Il s'agit de la première rotation du Canada dans le cadre de l'opération américaine Unifier, dont la participation canadienne a été annoncée par les conservateurs alors qu'ils étaient toujours au pouvoir, au printemps 2015.

Rencontré par Le Soleil samedi aux funérailles de Jean-Paul L'Allier, le nouveau ministre des Affaires étrangères, Stéphane Dion, a clarifié les intentions des libéraux sur son rôle dans cette crise impliquant Kiev et Moscou.

«Le Canada va continuer à appuyer l'Ukraine dans une situation difficile due aux actions de la Russie», s'est-il engagé d'entrée de jeu.

Mais selon M. Dion, il faut aussi rouvrir un dialogue avec le Kremlin, un acteur important pour les relations géopolitiques canadiennes.

«Ne pas parler aux Russes n'est pas la meilleure façon d'aider l'Ukraine, a-t-il dit. Étape par étape, il va y avoir un dialogue accru avec les Russes, qui sont en plus nos voisins dans l'Arctique. [...] On va aider les Ukrainiens du mieux qu'on peut, avec cette différence cependant qu'on va rouvrir [les pourparlers] avec les Russes», a résumé le ministre.

La première rotation qui s'envolera ce dimanche est composée majoritairement de soldats du 3e bataillon du Royal 22e Régiment de Valcartier. D'autres militaires d'ailleurs en province et au pays complètent le groupe de 200 soldats. Le contingent y restera de six à sept mois, soit jusqu'en août.

Leur rôle consiste uniquement en de la formation. Même que les troupes canadiennes sont basées «le plus à l'ouest possible» de la ligne de front, qui se trouve à l'Est.

«Le gouvernement canadien a été très spécifique. C'est une mission d'entraînement seulement. Nous ne sommes pas armés», a expliqué le commandant du 3e bataillon du Royal 22e Régiment, Tim Arsenault, rencontré à la base de Valcartier, samedi.

Selon les informations que ce dernier a reçues de son homologue de Petawawa, la tension est toujours palpable entre les rebelles prorusses et les forces ukrainiennes loyalistes, principalement près des villes de Donetsk et dans la région de Donbass. «Il y a encore des pertes de façon assez régulière», a dit M. Arsenault.
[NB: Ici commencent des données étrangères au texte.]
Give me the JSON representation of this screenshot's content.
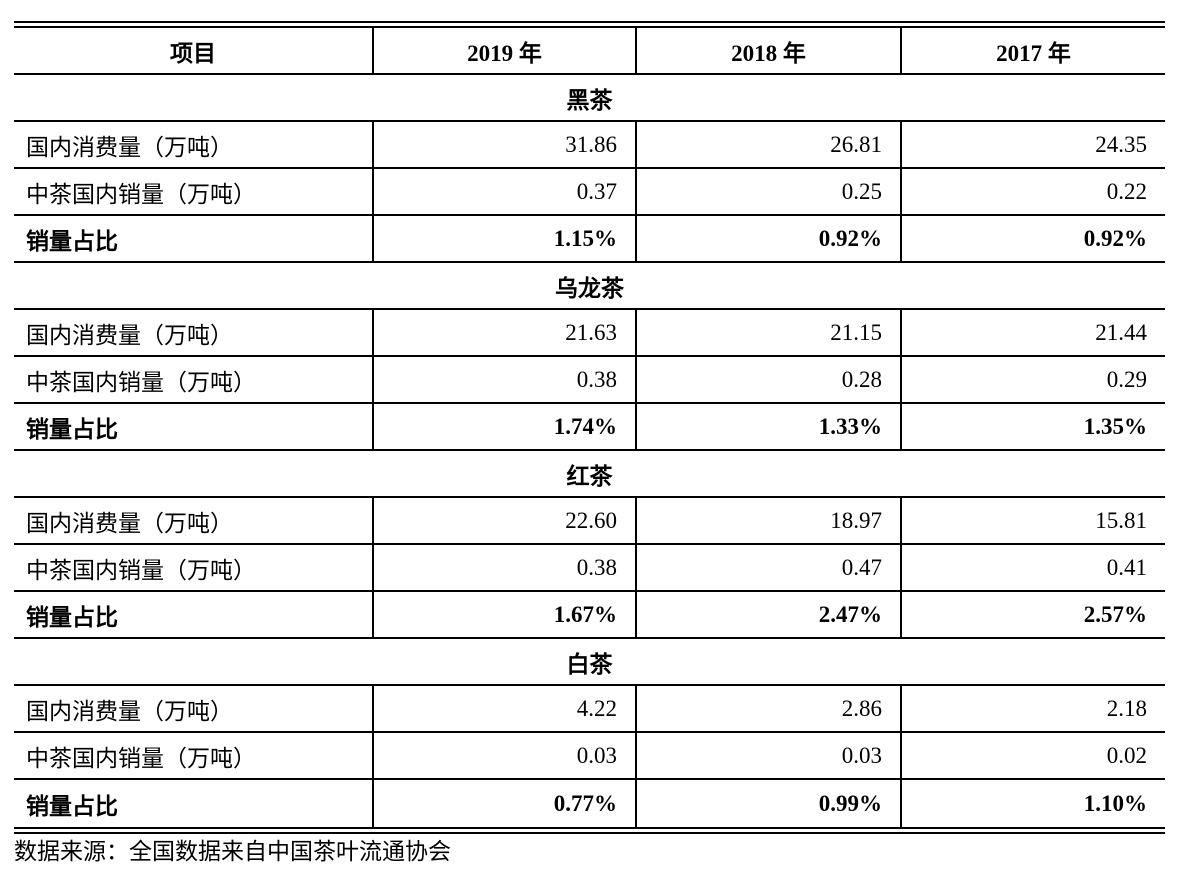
{
  "table": {
    "headers": [
      "项目",
      "2019 年",
      "2018 年",
      "2017 年"
    ],
    "sections": [
      {
        "title": "黑茶",
        "rows": [
          {
            "label": "国内消费量（万吨）",
            "values": [
              "31.86",
              "26.81",
              "24.35"
            ],
            "bold": false
          },
          {
            "label": "中茶国内销量（万吨）",
            "values": [
              "0.37",
              "0.25",
              "0.22"
            ],
            "bold": false
          },
          {
            "label": "销量占比",
            "values": [
              "1.15%",
              "0.92%",
              "0.92%"
            ],
            "bold": true
          }
        ]
      },
      {
        "title": "乌龙茶",
        "rows": [
          {
            "label": "国内消费量（万吨）",
            "values": [
              "21.63",
              "21.15",
              "21.44"
            ],
            "bold": false
          },
          {
            "label": "中茶国内销量（万吨）",
            "values": [
              "0.38",
              "0.28",
              "0.29"
            ],
            "bold": false
          },
          {
            "label": "销量占比",
            "values": [
              "1.74%",
              "1.33%",
              "1.35%"
            ],
            "bold": true
          }
        ]
      },
      {
        "title": "红茶",
        "rows": [
          {
            "label": "国内消费量（万吨）",
            "values": [
              "22.60",
              "18.97",
              "15.81"
            ],
            "bold": false
          },
          {
            "label": "中茶国内销量（万吨）",
            "values": [
              "0.38",
              "0.47",
              "0.41"
            ],
            "bold": false
          },
          {
            "label": "销量占比",
            "values": [
              "1.67%",
              "2.47%",
              "2.57%"
            ],
            "bold": true
          }
        ]
      },
      {
        "title": "白茶",
        "rows": [
          {
            "label": "国内消费量（万吨）",
            "values": [
              "4.22",
              "2.86",
              "2.18"
            ],
            "bold": false
          },
          {
            "label": "中茶国内销量（万吨）",
            "values": [
              "0.03",
              "0.03",
              "0.02"
            ],
            "bold": false
          },
          {
            "label": "销量占比",
            "values": [
              "0.77%",
              "0.99%",
              "1.10%"
            ],
            "bold": true
          }
        ]
      }
    ],
    "source_note": "数据来源：全国数据来自中国茶叶流通协会"
  },
  "colors": {
    "text": "#000000",
    "border": "#000000",
    "background": "#ffffff"
  }
}
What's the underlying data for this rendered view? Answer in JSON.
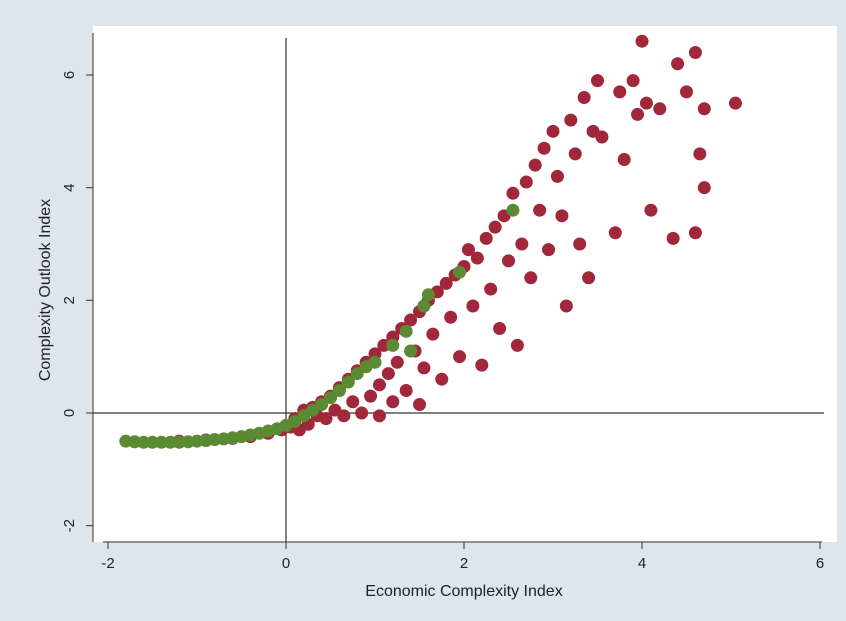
{
  "chart_data": {
    "type": "scatter",
    "xlabel": "Economic Complexity Index",
    "ylabel": "Complexity Outlook Index",
    "xlim": [
      -2.1,
      6
    ],
    "ylim": [
      -2.2,
      6.7
    ],
    "x_ticks": [
      "-2",
      "0",
      "2",
      "4",
      "6"
    ],
    "y_ticks": [
      "-2",
      "0",
      "2",
      "4",
      "6"
    ],
    "reference_lines": {
      "x": 0,
      "y": 0
    },
    "grid": false,
    "legend": "none",
    "series": [
      {
        "color": "#a0283a",
        "points": [
          [
            -1.2,
            -0.5
          ],
          [
            -0.9,
            -0.48
          ],
          [
            -0.6,
            -0.45
          ],
          [
            -0.4,
            -0.42
          ],
          [
            -0.2,
            -0.36
          ],
          [
            -0.05,
            -0.3
          ],
          [
            0.05,
            -0.25
          ],
          [
            0.1,
            -0.1
          ],
          [
            0.15,
            -0.3
          ],
          [
            0.2,
            0.05
          ],
          [
            0.25,
            -0.2
          ],
          [
            0.3,
            0.1
          ],
          [
            0.35,
            -0.05
          ],
          [
            0.4,
            0.2
          ],
          [
            0.45,
            -0.1
          ],
          [
            0.5,
            0.3
          ],
          [
            0.55,
            0.05
          ],
          [
            0.6,
            0.45
          ],
          [
            0.65,
            -0.05
          ],
          [
            0.7,
            0.6
          ],
          [
            0.75,
            0.2
          ],
          [
            0.8,
            0.75
          ],
          [
            0.85,
            0.0
          ],
          [
            0.9,
            0.9
          ],
          [
            0.95,
            0.3
          ],
          [
            1.0,
            1.05
          ],
          [
            1.05,
            0.5
          ],
          [
            1.05,
            -0.05
          ],
          [
            1.1,
            1.2
          ],
          [
            1.15,
            0.7
          ],
          [
            1.2,
            1.35
          ],
          [
            1.2,
            0.2
          ],
          [
            1.25,
            0.9
          ],
          [
            1.3,
            1.5
          ],
          [
            1.35,
            0.4
          ],
          [
            1.4,
            1.65
          ],
          [
            1.45,
            1.1
          ],
          [
            1.5,
            1.8
          ],
          [
            1.5,
            0.15
          ],
          [
            1.55,
            0.8
          ],
          [
            1.6,
            2.0
          ],
          [
            1.65,
            1.4
          ],
          [
            1.7,
            2.15
          ],
          [
            1.75,
            0.6
          ],
          [
            1.8,
            2.3
          ],
          [
            1.85,
            1.7
          ],
          [
            1.9,
            2.45
          ],
          [
            1.95,
            1.0
          ],
          [
            2.0,
            2.6
          ],
          [
            2.05,
            2.9
          ],
          [
            2.1,
            1.9
          ],
          [
            2.15,
            2.75
          ],
          [
            2.2,
            0.85
          ],
          [
            2.25,
            3.1
          ],
          [
            2.3,
            2.2
          ],
          [
            2.35,
            3.3
          ],
          [
            2.4,
            1.5
          ],
          [
            2.45,
            3.5
          ],
          [
            2.5,
            2.7
          ],
          [
            2.55,
            3.9
          ],
          [
            2.6,
            1.2
          ],
          [
            2.65,
            3.0
          ],
          [
            2.7,
            4.1
          ],
          [
            2.75,
            2.4
          ],
          [
            2.8,
            4.4
          ],
          [
            2.85,
            3.6
          ],
          [
            2.9,
            4.7
          ],
          [
            2.95,
            2.9
          ],
          [
            3.0,
            5.0
          ],
          [
            3.05,
            4.2
          ],
          [
            3.1,
            3.5
          ],
          [
            3.15,
            1.9
          ],
          [
            3.2,
            5.2
          ],
          [
            3.25,
            4.6
          ],
          [
            3.3,
            3.0
          ],
          [
            3.35,
            5.6
          ],
          [
            3.4,
            2.4
          ],
          [
            3.45,
            5.0
          ],
          [
            3.5,
            5.9
          ],
          [
            3.55,
            4.9
          ],
          [
            3.7,
            3.2
          ],
          [
            3.75,
            5.7
          ],
          [
            3.8,
            4.5
          ],
          [
            3.9,
            5.9
          ],
          [
            3.95,
            5.3
          ],
          [
            4.0,
            6.6
          ],
          [
            4.05,
            5.5
          ],
          [
            4.1,
            3.6
          ],
          [
            4.2,
            5.4
          ],
          [
            4.35,
            3.1
          ],
          [
            4.4,
            6.2
          ],
          [
            4.5,
            5.7
          ],
          [
            4.6,
            3.2
          ],
          [
            4.6,
            6.4
          ],
          [
            4.65,
            4.6
          ],
          [
            4.7,
            4.0
          ],
          [
            4.7,
            5.4
          ],
          [
            5.05,
            5.5
          ]
        ]
      },
      {
        "color": "#5a8a32",
        "points": [
          [
            -1.8,
            -0.5
          ],
          [
            -1.7,
            -0.51
          ],
          [
            -1.6,
            -0.52
          ],
          [
            -1.5,
            -0.52
          ],
          [
            -1.4,
            -0.52
          ],
          [
            -1.3,
            -0.52
          ],
          [
            -1.2,
            -0.52
          ],
          [
            -1.1,
            -0.51
          ],
          [
            -1.0,
            -0.5
          ],
          [
            -0.9,
            -0.49
          ],
          [
            -0.8,
            -0.47
          ],
          [
            -0.7,
            -0.46
          ],
          [
            -0.6,
            -0.44
          ],
          [
            -0.5,
            -0.42
          ],
          [
            -0.4,
            -0.39
          ],
          [
            -0.3,
            -0.36
          ],
          [
            -0.2,
            -0.32
          ],
          [
            -0.1,
            -0.28
          ],
          [
            0.0,
            -0.22
          ],
          [
            0.1,
            -0.15
          ],
          [
            0.2,
            -0.05
          ],
          [
            0.3,
            0.05
          ],
          [
            0.4,
            0.15
          ],
          [
            0.5,
            0.27
          ],
          [
            0.6,
            0.4
          ],
          [
            0.7,
            0.55
          ],
          [
            0.8,
            0.7
          ],
          [
            0.9,
            0.82
          ],
          [
            1.0,
            0.9
          ],
          [
            1.2,
            1.2
          ],
          [
            1.35,
            1.45
          ],
          [
            1.4,
            1.1
          ],
          [
            1.55,
            1.9
          ],
          [
            1.6,
            2.1
          ],
          [
            1.95,
            2.5
          ],
          [
            2.55,
            3.6
          ]
        ]
      }
    ]
  }
}
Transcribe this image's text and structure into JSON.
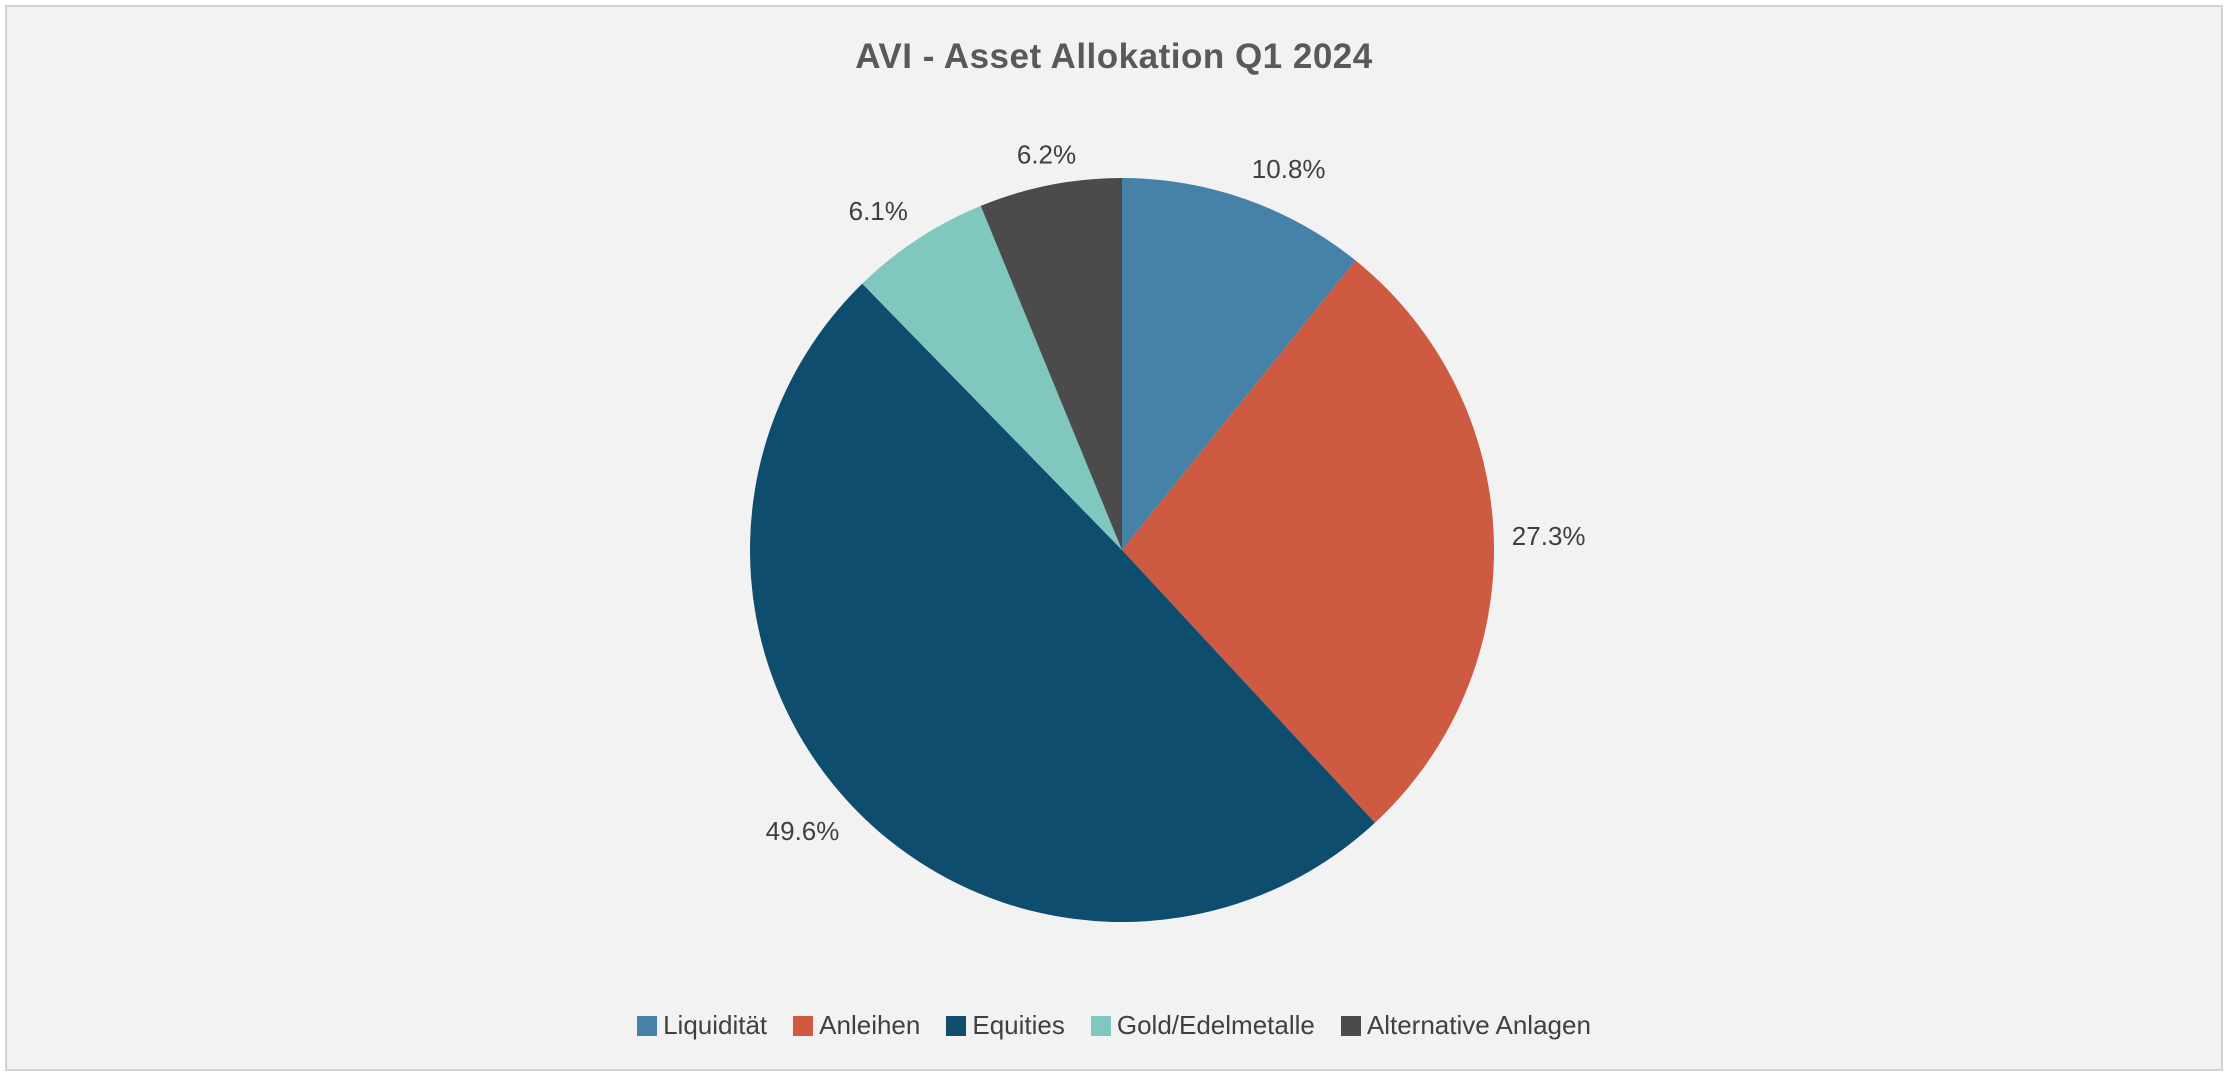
{
  "page": {
    "background": "#ffffff",
    "panel_background": "#f2f2f2",
    "panel_border_color": "#d2d2d2"
  },
  "chart_data": {
    "type": "pie",
    "title": "AVI - Asset Allokation Q1 2024",
    "title_color": "#595959",
    "label_color": "#3f3f3f",
    "legend_text_color": "#404040",
    "start_angle_deg": 0,
    "direction": "clockwise",
    "data_labels": "outside-end-percent",
    "legend_position": "bottom",
    "categories": [
      "Liquidität",
      "Anleihen",
      "Equities",
      "Gold/Edelmetalle",
      "Alternative Anlagen"
    ],
    "values": [
      10.8,
      27.3,
      49.6,
      6.1,
      6.2
    ],
    "slices": [
      {
        "label": "Liquidität",
        "value": 10.8,
        "display": "10.8%",
        "color": "#4682a8"
      },
      {
        "label": "Anleihen",
        "value": 27.3,
        "display": "27.3%",
        "color": "#cd5a41"
      },
      {
        "label": "Equities",
        "value": 49.6,
        "display": "49.6%",
        "color": "#0e4d6e"
      },
      {
        "label": "Gold/Edelmetalle",
        "value": 6.1,
        "display": "6.1%",
        "color": "#7fc7bf"
      },
      {
        "label": "Alternative Anlagen",
        "value": 6.2,
        "display": "6.2%",
        "color": "#4b4b4b"
      }
    ]
  }
}
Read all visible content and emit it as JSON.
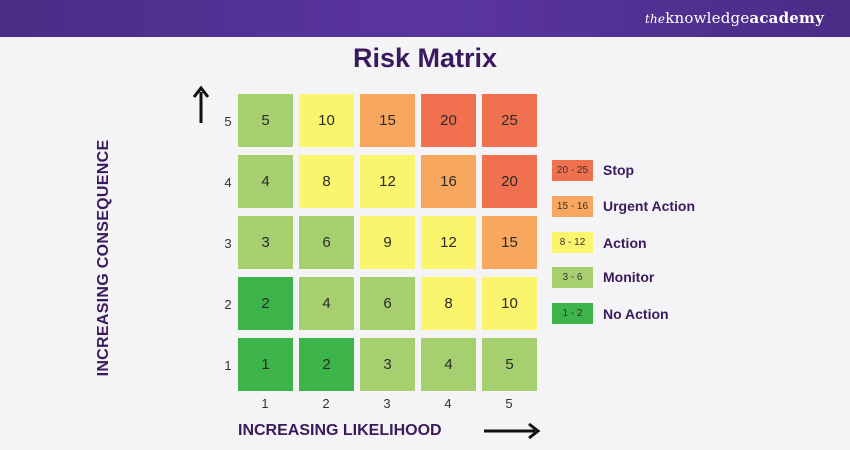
{
  "brand": {
    "the": "the",
    "knowledge": "knowledge",
    "academy": "academy"
  },
  "title": "Risk Matrix",
  "axes": {
    "y_label": "INCREASING CONSEQUENCE",
    "x_label": "INCREASING LIKELIHOOD",
    "row_labels": [
      "5",
      "4",
      "3",
      "2",
      "1"
    ],
    "col_labels": [
      "1",
      "2",
      "3",
      "4",
      "5"
    ]
  },
  "matrix": [
    [
      "5",
      "10",
      "15",
      "20",
      "25"
    ],
    [
      "4",
      "8",
      "12",
      "16",
      "20"
    ],
    [
      "3",
      "6",
      "9",
      "12",
      "15"
    ],
    [
      "2",
      "4",
      "6",
      "8",
      "10"
    ],
    [
      "1",
      "2",
      "3",
      "4",
      "5"
    ]
  ],
  "legend": [
    {
      "range": "20 - 25",
      "label": "Stop",
      "color": "#f0704f"
    },
    {
      "range": "15 - 16",
      "label": "Urgent Action",
      "color": "#f8a85e"
    },
    {
      "range": "8 - 12",
      "label": "Action",
      "color": "#fbf46d"
    },
    {
      "range": "3 - 6",
      "label": "Monitor",
      "color": "#a6d070"
    },
    {
      "range": "1 - 2",
      "label": "No Action",
      "color": "#3db44a"
    }
  ]
}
Cette région a été le théâtre d'affrontements sanglants au printemps 2014. Des centaines de morts y ont été rapportés dès les premières révoltes des Ukrainiens prorusses, qui ont notamment été appuyées par des troupes de Russie. Un soutien qu'a toujours nié le Kremlin dirigé par Vladimir Poutine.

Formation spécifique

Les Canadiens offrent de la formation spécifique et spécialisée, l'armée ukrainienne étant déjà bien entraînée. «La mission consiste en du développement capacitaire. Il y a un volet contre les dispositifs explosifs et un volet premiers soins au front. [...] Les forces armées ukraniennes sont une armée professionnelle. »

La situation est particulière pour les troupes qui auront à former des soldats. Certains militaires de l'Ukraine en entraînement ont combattu au front dans les derniers mois. «Ce sont des soldats qui ont beaucoup d'expérience de combat. On arrive là avec un respect pour leur expérience. Il faut comprendre ce qu'ils ont vécu au front», a souligné Tim Arsenault. 

Jusqu'ici, le Canada a formé 600 soldats ukrainiens, dont certains ont déjà été redéployés dans les régions chaudes.

Selon le Ottawa Citizen, le gouvernement canadien évalue à 13 millions $ les coûts pour la première année de la mission.